Does repeated pain in the NICU affect my baby’s development?
Research shows that high cumulative painful procedure exposure in the NICU without adequate pain management is associated with altered pain sensitivity and small differences in brain structure on imaging. However, adequate pain management significantly mitigates these effects. This is one of the strongest reasons modern NICUs prioritise pain relief for even minor procedures rather than treating pain management as optional.
Can I be with my baby during painful procedures in the NICU?
In many NICUs, yes , and parental presence including skin-to-skin holding during minor procedures is actively supported because it provides measurable pain relief. Ask your NICU team specifically about their policy for parental presence during heel pricks and blood draws.

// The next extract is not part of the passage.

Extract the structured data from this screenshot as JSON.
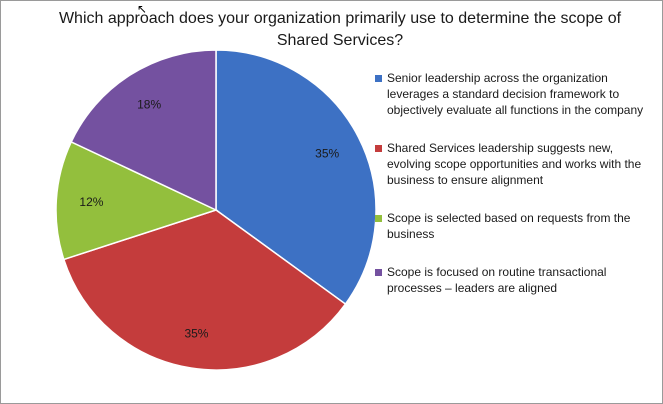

If no policy exists, ask whether it can be discussed , you are within your rights to make this request.
How do I know if my NICU baby is in pain right now?
Look for these signs: brow furrowing and eye squeezing, deepening of the fold between nose and mouth, quivering or open mouth, limb withdrawal or stiffening, and finger splaying. These are behavioural pain cues that are present even in premature and intubated babies who cannot cry audibly. If you observe these signs outside of a procedure, inform the nursing team , they can assess with a validated pain score and respond appropriately.